1832 yılında Gazi Muhammed Ruslar ile işbirliği yapmış olan Hacı Murad ile girişmiş olduğu bir çatışmada ölmüştür. Yerine geçmiş olan Hamza Bey’de 1834 yılında ölünce Şeyh Şamil hem Müridizm’in hem de direniş hareketinin önderliğini üstlenmiştir. Bu tarihten sonra da Şeyh Şamil sanı ile herkes tarafından anılır olmuştur.
Şeyh Şamil’in Kafkasya’da yaşayan Müslüman kavimleri dinsel temel üzerinde birleştirmeye ve ortak düşman Ruslar’a karşı direniş hareketini güçlendirmeye yönelik çabaları kısa sürede olumlu sonuçlar vermiştir. 1837 yılında Rus birliklerine son derece ağır darbeler indirmiş olması birçok topluluğun ona katılmasını sağlamıştır. Denetimi altına almış olduğu topraklarda İslami bir yönetim oluşturmuş olan Şeyh Şamil askeri eğitime de özel önem vermiştir.
Şeyh Şamil 1838 yılında Ruslar’ın giriştikleri büyük saldırı karşısında gerilemek zorunda kalmıştır.

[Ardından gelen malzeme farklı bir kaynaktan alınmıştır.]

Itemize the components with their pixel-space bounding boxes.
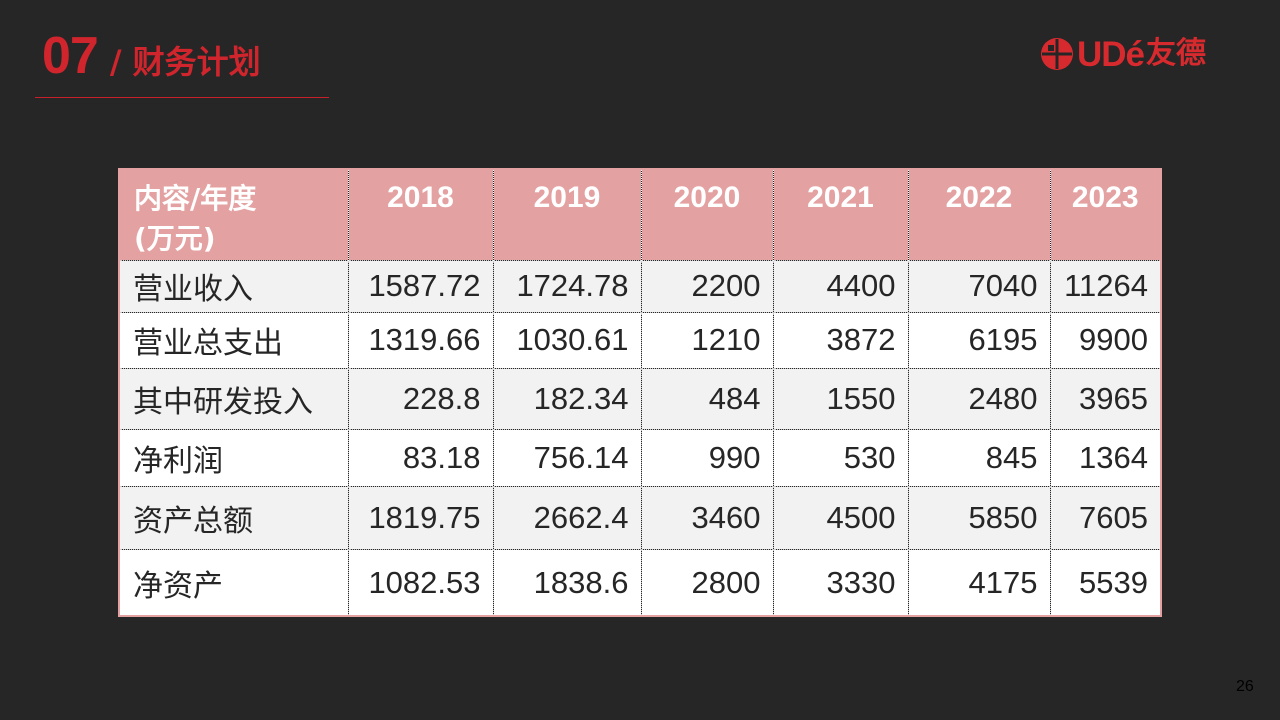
- table-row: 净资产 1082.53 1838.6 2800 3330 4175 5539: [119, 549, 1161, 616]
- section-title: / 财务计划: [109, 43, 261, 81]
- table-cell: 2480: [908, 368, 1051, 430]
- row-label: 净资产: [119, 549, 349, 616]
- logo-latin-text: UDé: [1077, 34, 1145, 74]
- table-cell: 2200: [641, 259, 774, 313]
- table-cell: 3872: [773, 311, 909, 369]
- company-logo: UDé 友德: [1040, 34, 1206, 74]
- financial-plan-table: 内容/年度 (万元) 2018 2019 2020 2021 2022 2023…: [118, 168, 1162, 617]
- table-cell: 990: [641, 429, 774, 487]
- row-label: 营业收入: [119, 259, 349, 313]
- table-cell: 5850: [908, 485, 1051, 550]
- table-cell: 1838.6: [493, 549, 642, 616]
- year-header: 2018: [348, 169, 494, 260]
- row-label: 净利润: [119, 429, 349, 487]
- table-cell: 1364: [1050, 429, 1161, 487]
- header-label-line1: 内容/年度: [134, 182, 257, 215]
- table-cell: 1550: [773, 368, 909, 430]
- year-header: 2020: [641, 169, 774, 260]
- row-label: 营业总支出: [119, 311, 349, 369]
- table-cell: 7040: [908, 259, 1051, 313]
- table-cell: 1724.78: [493, 259, 642, 313]
- table-cell: 182.34: [493, 368, 642, 430]
- table-cell: 484: [641, 368, 774, 430]
- year-header: 2019: [493, 169, 642, 260]
- table-cell: 530: [773, 429, 909, 487]
- table-row: 营业总支出 1319.66 1030.61 1210 3872 6195 990…: [119, 311, 1161, 369]
- table-cell: 1587.72: [348, 259, 494, 313]
- table-cell: 2662.4: [493, 485, 642, 550]
- table-cell: 4500: [773, 485, 909, 550]
- table-row: 其中研发投入 228.8 182.34 484 1550 2480 3965: [119, 368, 1161, 430]
- table-cell: 756.14: [493, 429, 642, 487]
- table-cell: 4400: [773, 259, 909, 313]
- table-cell: 3460: [641, 485, 774, 550]
- row-label: 资产总额: [119, 485, 349, 550]
- page-number: 26: [1236, 678, 1254, 695]
- table-cell: 1082.53: [348, 549, 494, 616]
- table-cell: 5539: [1050, 549, 1161, 616]
- table-cell: 845: [908, 429, 1051, 487]
- year-header: 2023: [1050, 169, 1161, 260]
- logo-chinese-text: 友德: [1146, 36, 1207, 71]
- table-cell: 1210: [641, 311, 774, 369]
- table-cell: 4175: [908, 549, 1051, 616]
- table-cell: 3965: [1050, 368, 1161, 430]
- table-cell: 9900: [1050, 311, 1161, 369]
- table-header-row: 内容/年度 (万元) 2018 2019 2020 2021 2022 2023: [119, 169, 1161, 260]
- table-cell: 1819.75: [348, 485, 494, 550]
- table-cell: 83.18: [348, 429, 494, 487]
- table-cell: 11264: [1050, 259, 1161, 313]
- table-cell: 1319.66: [348, 311, 494, 369]
- table-cell: 228.8: [348, 368, 494, 430]
- title-underline: [35, 97, 329, 98]
- table-row: 营业收入 1587.72 1724.78 2200 4400 7040 1126…: [119, 259, 1161, 313]
- header-label-line2: (万元): [134, 222, 216, 255]
- year-header: 2021: [773, 169, 909, 260]
- table-row: 净利润 83.18 756.14 990 530 845 1364: [119, 429, 1161, 487]
- slide-title: 07 / 财务计划: [42, 30, 261, 82]
- table-row: 资产总额 1819.75 2662.4 3460 4500 5850 7605: [119, 485, 1161, 550]
- logo-mark-icon: [1041, 38, 1073, 70]
- year-header: 2022: [908, 169, 1051, 260]
- section-number: 07: [42, 27, 99, 85]
- table-cell: 2800: [641, 549, 774, 616]
- table-cell: 7605: [1050, 485, 1161, 550]
- table-cell: 3330: [773, 549, 909, 616]
- table-cell: 6195: [908, 311, 1051, 369]
- table-cell: 1030.61: [493, 311, 642, 369]
- header-label-cell: 内容/年度 (万元): [119, 169, 349, 260]
- row-label: 其中研发投入: [119, 368, 349, 430]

Ama bir süre sonra Ruslar ile işbirliğinden vazgeçmiş olan Hacı Murad’ın da desteği ile yitirmiş olduğu toprakları geri alma başarısı göstermiştir. Buna karşın Ruslar uzun çarpışmalardan sonra 1845 yılında Şeyh Şamil’in karargahının bulunduğu Darga’yı ele geçirmişlerdir. Mücadelesine bu olaydan sonra dağlarda devam etmiş olan Şeyh Şamil Hacı Murad’ın 1851 yılında yeniden Ruslar’ın yanına geçmesi ile gücünün bir kısmını kaybetmiştir. Her ne kadar Hacı Murad çok güvenilir bir kişi olmasa da mücadelede vermiş olduğu destek önemliydi.
1853 yılının sonunda Kırım Savaşı’nın başlamış olması Şeyh Şamil için son derece uygun bir ortam yaratmıştır. Bu dönemlerde bilhassa Hıristiyan Gürcülere karşı önemli sayılabilecek baskınlar düzenlediği görülmektedir.
Kafkasya’daki Rus baskısının azalmış olmasından yararlanarak askeri açıdan güçlenmeye çalışmıştır. Taraftarlarını artırarak gücünü Ruslara kabul ettirmek istemiştir. Ancak ne var ki Kırım Savaşı’nda uğranılmış olan yenilgiyi Kafkasya’da elde edilecek olan büyük bir başarı ile unutturmayı amaçlamış olan Rus Çarı II. Aleksandr 1856 yılında büyük bir ordu ile harekete geçmiştir. Şeyh Şamil’in İran ve Osmanlı devleti gibi Müslüman ülkelerden yardım almasını önlemek amacı ile güney sınırından başlatılmış olan kuşatma harekatı ile de desteklenen savaş aralıklar ile üç yıl kadar devam etmiştir. 1859 yılının Eylül ayında geriye kalmış olan birkaç yüz adamı ile Gunib Dağı’na çekilmiş olan Şeyh Şamil Ruslar’ın kuşatmasını yaramayacağını anlayınca teslim olmuştur. Bu olaydan sonra Rus birlikleri hızlı bir şekilde Kafkasya’yı ele geçirmişlerdir.
Rusya’daki St. Petersburg şehrine götürülmüş olan büyük mücahit Şeyh Şamil, Rus çarı II. Aleksandr tarafından iyi karşılanmıştır. Ve ailesi ile birlikte Moskova yakınlarındaki Kaluga’da oturması uygun görülmüştür. 1869 yılında Rus Çarı’nın izni ile hacca gitmiştir. Ama geri dönmeyerek Medine’ye yerleşmiştir. Ve orada vefat etmiştir.
Şeyh Şamil’in kahramanlıklar ile dolu olan yaşamı halk arasında bir efsane özelliği kazanmıştır. Şeyh Şamil bir çok edebi esere de konu olmuştur.